InstCombine: Insert missing canonicalizes
Needs ReviewPublic

Authored by arsenm on Sep 18 2017, 12:08 PM.

Details

Reviewers
scanon
escha
Summary

minnum/maxnum are supposed to return a canonicalized value.
We were folding cases where one of the operands is constant
without inserting the appropriate canonicalize. Also fix
the LangRef to mention the canonicalize part of the IEEE
definition.

Diff Detail

Event Timeline

arsenm created this revision.Sep 18 2017, 12:08 PM
fhahn added a subscriber: fhahn.Nov 21 2017, 5:26 AM
scanon edited edge metadata.Nov 27 2017, 11:05 AM

IEEE 754 rules are that everything canonicalizes except bitwise operations (copy, abs, negate, copysign) and decimal re-encoding operations (which you don't care about).

escha edited edge metadata.Nov 27 2017, 11:18 AM

IEEE 754 rules are that everything canonicalizes except bitwise operations (copy, abs, negate, copysign) and decimal re-encoding operations (which you don't care about).

Does this mean that we need to make all other float optimizations in LLVM do the same?

for example, we cannot optimize fmul(x, 1) to x, we must optimize it to fcanonicalize(x), right? thus preventing pretty much all float optimizations, since presumably that will act as a barrier.

IEEE 754 rules are that everything canonicalizes except bitwise operations (copy, abs, negate, copysign) and decimal re-encoding operations (which you don't care about).

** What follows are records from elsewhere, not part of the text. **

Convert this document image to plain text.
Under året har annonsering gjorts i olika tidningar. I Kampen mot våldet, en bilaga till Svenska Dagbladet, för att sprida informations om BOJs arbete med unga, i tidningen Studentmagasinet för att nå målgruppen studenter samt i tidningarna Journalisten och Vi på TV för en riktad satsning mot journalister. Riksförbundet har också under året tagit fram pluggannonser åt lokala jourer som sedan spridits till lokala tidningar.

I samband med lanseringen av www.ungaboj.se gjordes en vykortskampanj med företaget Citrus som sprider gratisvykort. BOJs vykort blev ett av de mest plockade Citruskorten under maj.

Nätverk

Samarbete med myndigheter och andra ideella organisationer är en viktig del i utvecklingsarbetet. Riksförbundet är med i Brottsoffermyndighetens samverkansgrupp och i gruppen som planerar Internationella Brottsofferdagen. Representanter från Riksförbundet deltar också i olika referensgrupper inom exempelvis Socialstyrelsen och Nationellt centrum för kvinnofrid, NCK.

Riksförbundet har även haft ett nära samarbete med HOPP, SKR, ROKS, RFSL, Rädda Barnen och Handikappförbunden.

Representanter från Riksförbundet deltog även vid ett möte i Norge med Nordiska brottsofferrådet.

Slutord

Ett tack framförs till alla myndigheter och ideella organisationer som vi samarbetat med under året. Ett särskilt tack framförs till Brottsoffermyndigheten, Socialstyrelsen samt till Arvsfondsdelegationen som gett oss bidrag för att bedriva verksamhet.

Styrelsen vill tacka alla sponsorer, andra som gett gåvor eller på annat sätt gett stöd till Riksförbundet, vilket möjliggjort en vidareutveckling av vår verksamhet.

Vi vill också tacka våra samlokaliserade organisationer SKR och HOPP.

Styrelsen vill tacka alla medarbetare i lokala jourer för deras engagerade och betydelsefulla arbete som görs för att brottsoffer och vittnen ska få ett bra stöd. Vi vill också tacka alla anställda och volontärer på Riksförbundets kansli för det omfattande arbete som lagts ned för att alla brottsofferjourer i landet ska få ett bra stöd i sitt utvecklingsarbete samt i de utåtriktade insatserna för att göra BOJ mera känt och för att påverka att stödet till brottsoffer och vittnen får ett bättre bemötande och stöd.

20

Does this mean that we need to make all other float optimizations in LLVM do the same?

for example, we cannot optimize fmul(x, 1) to x, we must optimize it to fcanonicalize(x), right? thus preventing pretty much all float optimizations, since presumably that will act as a barrier.

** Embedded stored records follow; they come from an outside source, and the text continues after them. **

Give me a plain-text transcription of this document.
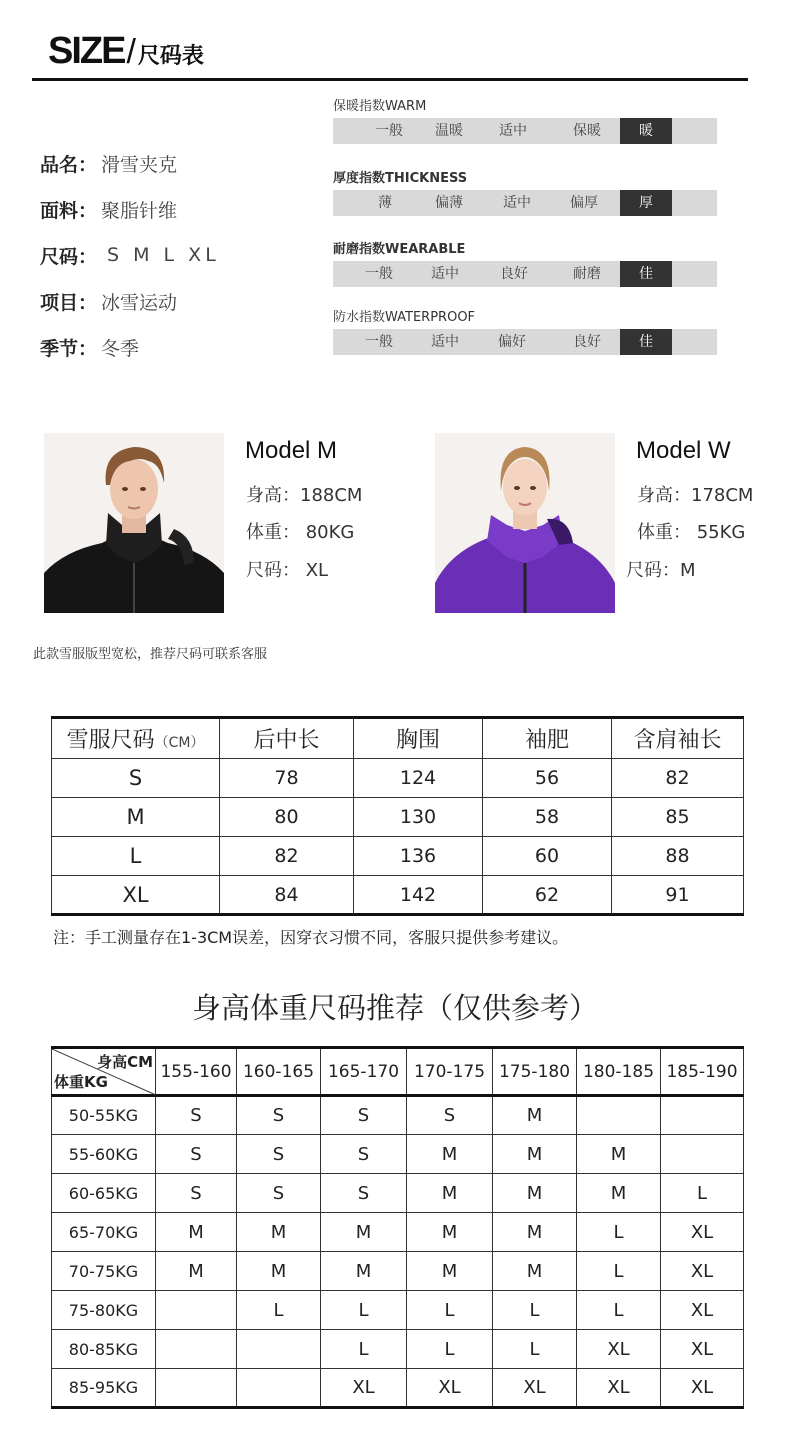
SIZE / 尺码表
品名： 滑雪夹克
面料： 聚脂针维
尺码： S M L XL
项目： 冰雪运动
季节： 冬季
保暖指数WARM
一般	温暖	适中	保暖	暖
厚度指数THICKNESS
薄	偏薄	适中	偏厚	厚
耐磨指数WEARABLE
一般	适中	良好	耐磨	佳
防水指数WATERPROOF
一般	适中	偏好	良好	佳
Model M
身高：188CM
体重： 80KG
尺码： XL
Model W
身高：178CM
体重： 55KG
尺码：M
此款雪服版型宽松，推荐尺码可联系客服
雪服尺码（CM）	后中长	胸围	袖肥	含肩袖长
S	78	124	56	82
M	80	130	58	85
L	82	136	60	88
XL	84	142	62	91
注：手工测量存在1-3CM误差，因穿衣习惯不同，客服只提供参考建议。
身高体重尺码推荐（仅供参考）
身高CM
体重KG	155-160	160-165	165-170	170-175	175-180	180-185	185-190
50-55KG	S	S	S	S	M		
55-60KG	S	S	S	M	M	M	
60-65KG	S	S	S	M	M	M	L
65-70KG	M	M	M	M	M	L	XL
70-75KG	M	M	M	M	M	L	XL
75-80KG		L	L	L	L	L	XL
80-85KG			L	L	L	XL	XL
85-95KG			XL	XL	XL	XL	XL
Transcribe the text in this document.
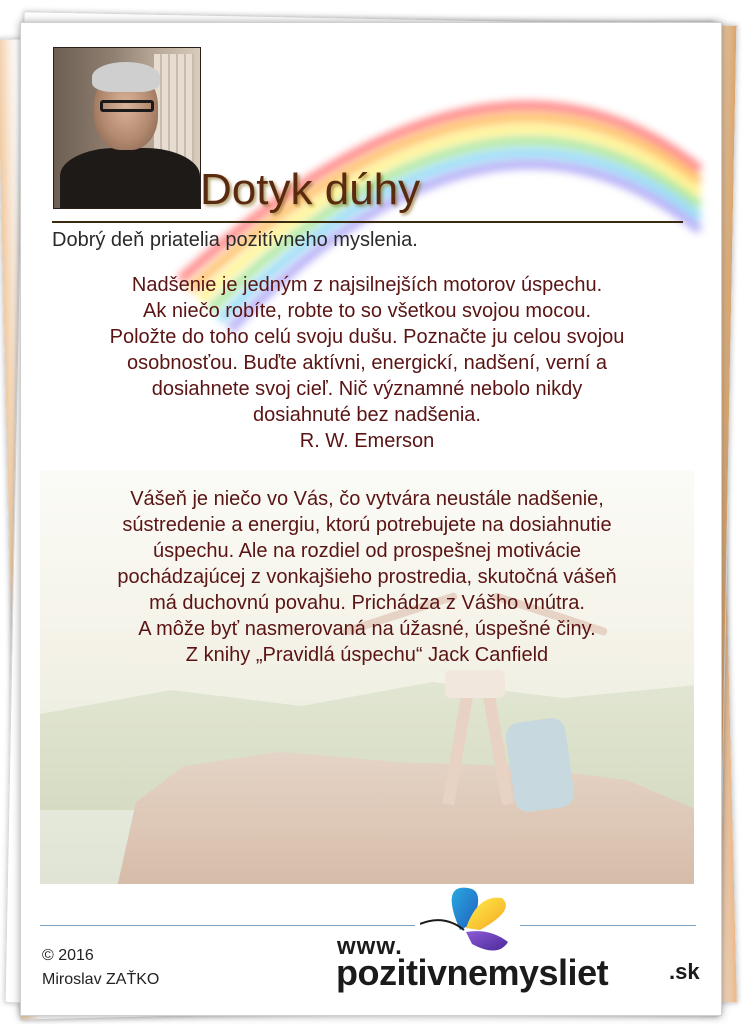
Dotyk dúhy
Dobrý deň priatelia pozitívneho myslenia.

Nadšenie je jedným z najsilnejších motorov úspechu.

Ak niečo robíte, robte to so všetkou svojou mocou.

Položte do toho celú svoju dušu. Poznačte ju celou svojou

osobnosťou. Buďte aktívni, energickí, nadšení, verní a

dosiahnete svoj cieľ. Nič významné nebolo nikdy

dosiahnuté bez nadšenia.

R. W. Emerson

Vášeň je niečo vo Vás, čo vytvára neustále nadšenie,

sústredenie a energiu, ktorú potrebujete na dosiahnutie

úspechu. Ale na rozdiel od prospešnej motivácie

pochádzajúcej z vonkajšieho prostredia, skutočná vášeň

má duchovnú povahu. Prichádza z Vášho vnútra.

A môže byť nasmerovaná na úžasné, úspešné činy.

Z knihy „Pravidlá úspechu“ Jack Canfield

© 2016
Miroslav ZAŤKO
www.
pozitivnemysliet	.sk
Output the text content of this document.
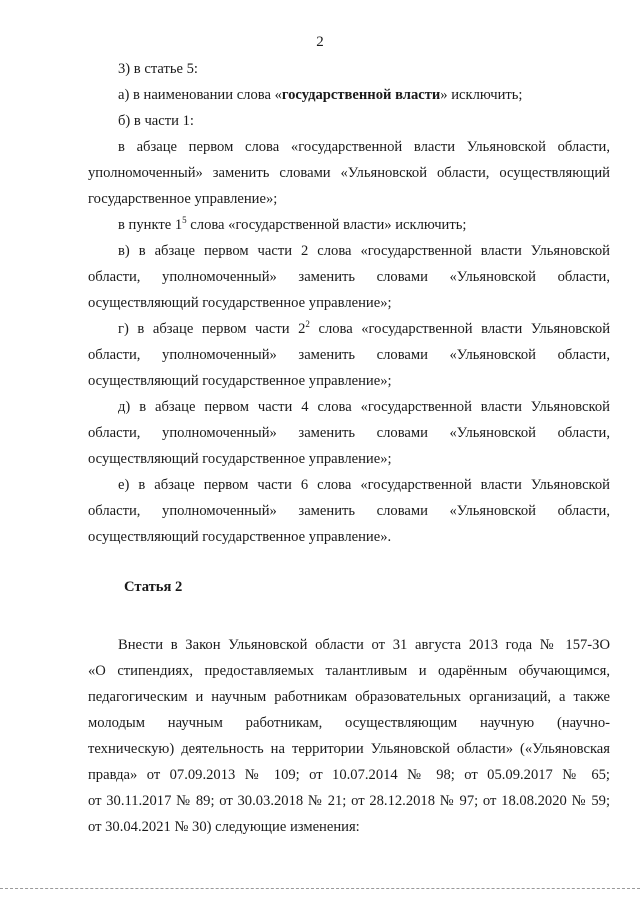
2
3) в статье 5:
а) в наименовании слова «государственной власти» исключить;
б) в части 1:
в абзаце первом слова «государственной власти Ульяновской области,
уполномоченный» заменить словами «Ульяновской области, осуществляющий
государственное управление»;
в пункте $1^5$ слова «государственной власти» исключить;
в) в абзаце первом части 2 слова «государственной власти Ульяновской
области, уполномоченный» заменить словами «Ульяновской области,
осуществляющий государственное управление»;
г) в абзаце первом части $2^2$ слова «государственной власти Ульяновской
области, уполномоченный» заменить словами «Ульяновской области,
осуществляющий государственное управление»;
д) в абзаце первом части 4 слова «государственной власти Ульяновской
области, уполномоченный» заменить словами «Ульяновской области,
осуществляющий государственное управление»;
е) в абзаце первом части 6 слова «государственной власти Ульяновской
области, уполномоченный» заменить словами «Ульяновской области,
осуществляющий государственное управление».
Статья 2
Внести в Закон Ульяновской области от 31 августа 2013 года № 157-ЗО
«О стипендиях, предоставляемых талантливым и одарённым обучающимся,
педагогическим и научным работникам образовательных организаций, а также
молодым научным работникам, осуществляющим научную (научно-
техническую) деятельность на территории Ульяновской области» («Ульяновская
правда» от 07.09.2013 № 109; от 10.07.2014 № 98; от 05.09.2017 № 65;
от 30.11.2017 № 89; от 30.03.2018 № 21; от 28.12.2018 № 97; от 18.08.2020 № 59;
от 30.04.2021 № 30) следующие изменения:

Also related is D37999. Is it OK to universally constant fold some subset of canonicalizes?

IEEE 754 rules are that everything canonicalizes except bitwise operations (copy, abs, negate, copysign) and decimal re-encoding operations (which you don't care about).

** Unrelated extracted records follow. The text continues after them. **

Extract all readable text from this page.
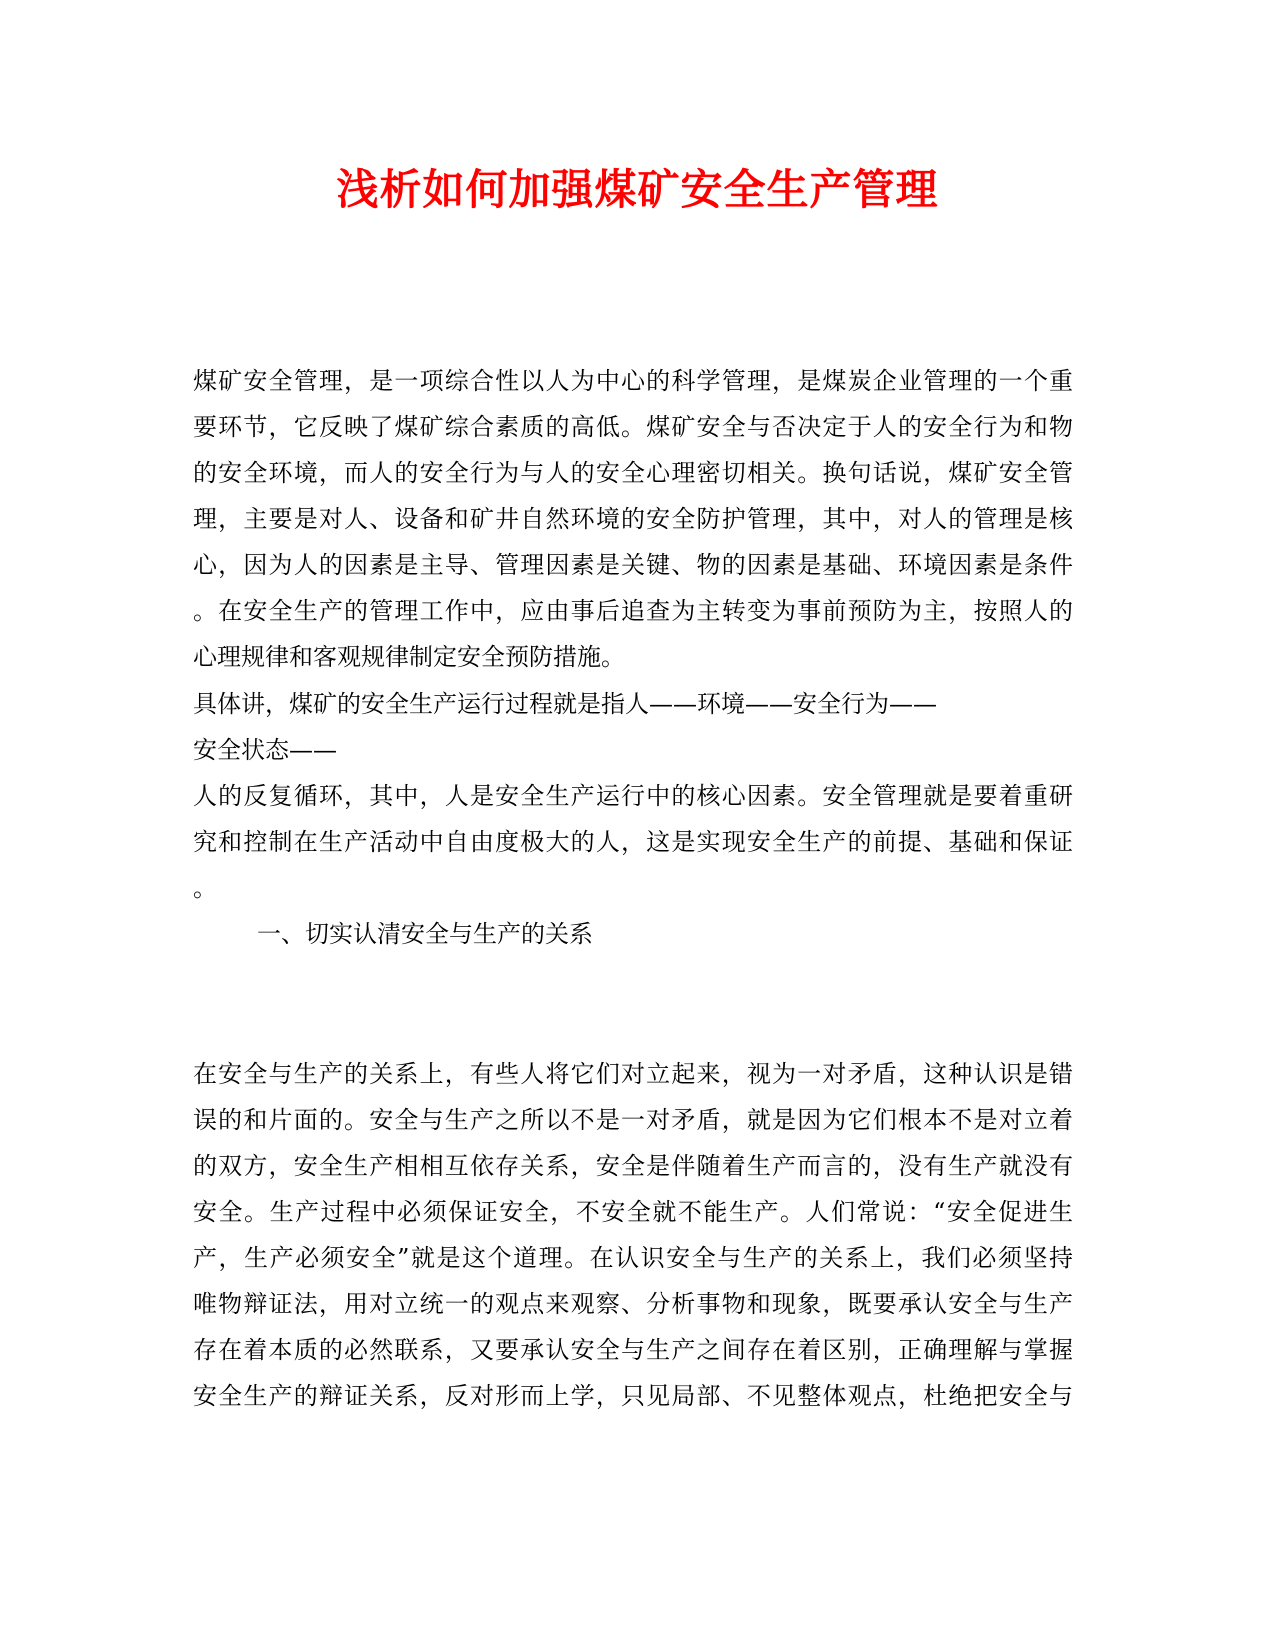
浅析如何加强煤矿安全生产管理
煤矿安全管理，是一项综合性以人为中心的科学管理，是煤炭企业管理的一个重
要环节，它反映了煤矿综合素质的高低。煤矿安全与否决定于人的安全行为和物
的安全环境，而人的安全行为与人的安全心理密切相关。换句话说，煤矿安全管
理，主要是对人、设备和矿井自然环境的安全防护管理，其中，对人的管理是核
心，因为人的因素是主导、管理因素是关键、物的因素是基础、环境因素是条件
。在安全生产的管理工作中，应由事后追查为主转变为事前预防为主，按照人的
心理规律和客观规律制定安全预防措施。
具体讲，煤矿的安全生产运行过程就是指人——环境——安全行为——
安全状态——
人的反复循环，其中，人是安全生产运行中的核心因素。安全管理就是要着重研
究和控制在生产活动中自由度极大的人，这是实现安全生产的前提、基础和保证
。
一、切实认清安全与生产的关系
在安全与生产的关系上，有些人将它们对立起来，视为一对矛盾，这种认识是错
误的和片面的。安全与生产之所以不是一对矛盾，就是因为它们根本不是对立着
的双方，安全生产相相互依存关系，安全是伴随着生产而言的，没有生产就没有
安全。生产过程中必须保证安全，不安全就不能生产。人们常说：“安全促进生
产，生产必须安全”就是这个道理。在认识安全与生产的关系上，我们必须坚持
唯物辩证法，用对立统一的观点来观察、分析事物和现象，既要承认安全与生产
存在着本质的必然联系，又要承认安全与生产之间存在着区别，正确理解与掌握
安全生产的辩证关系，反对形而上学，只见局部、不见整体观点，杜绝把安全与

Does this mean that we need to make all other float optimizations in LLVM do the same?

for example, we cannot optimize fmul(x, 1) to x, we must optimize it to fcanonicalize(x), right? thus preventing pretty much all float optimizations, since presumably that will act as a barrier.

Well, so far we're saved by the fact that there are no non-canonical floats or doubles in IEEE 754 (platforms that treat denorms as non-canonical zeros are already outside IEEE 754, so do whatever you like). Non-canonical encodings *do* exist for float80, but they canonicalize if you look at them funny, so it hasn't been a problem.

If we want to get this really formally right at some point, then yes, fmul(x,1) would become fcanonicalize(x), which would usually be consumed into whatever consumes the result of the multiply, because everything except the aforementioned functions is described in terms of canonicalized inputs.

Regardless of semantics, this patch almost surely causes a major problem for us.

I originally added fcanonicalize for the purpose of our numerics folks, who wanted to be able to force canonicalizations in numerics tests and so forth. It was meant to be a "dumb intrinsic" that would just blindly emit a no-op float instruction to force canonicalization of the input.

If we start emitting fcanonicalize all over the place in instcombine, it's going to destroy our codegen quality and significantly increase instruction count.

Do we really need to do this for the sake of float80 or something?

We also don't have optimizations now to eliminate canonicalizes when they are redundant, but could add them

Even if they're not redundant, it's something we still don't want.

For example: imagine a function that takes two input texture reads, takes the max, and stores that. On our arch, that wouldn't canonicalize, so we would be forced to insert an additional arithmetic instruction for every single "max", doubling the amount of math in the function.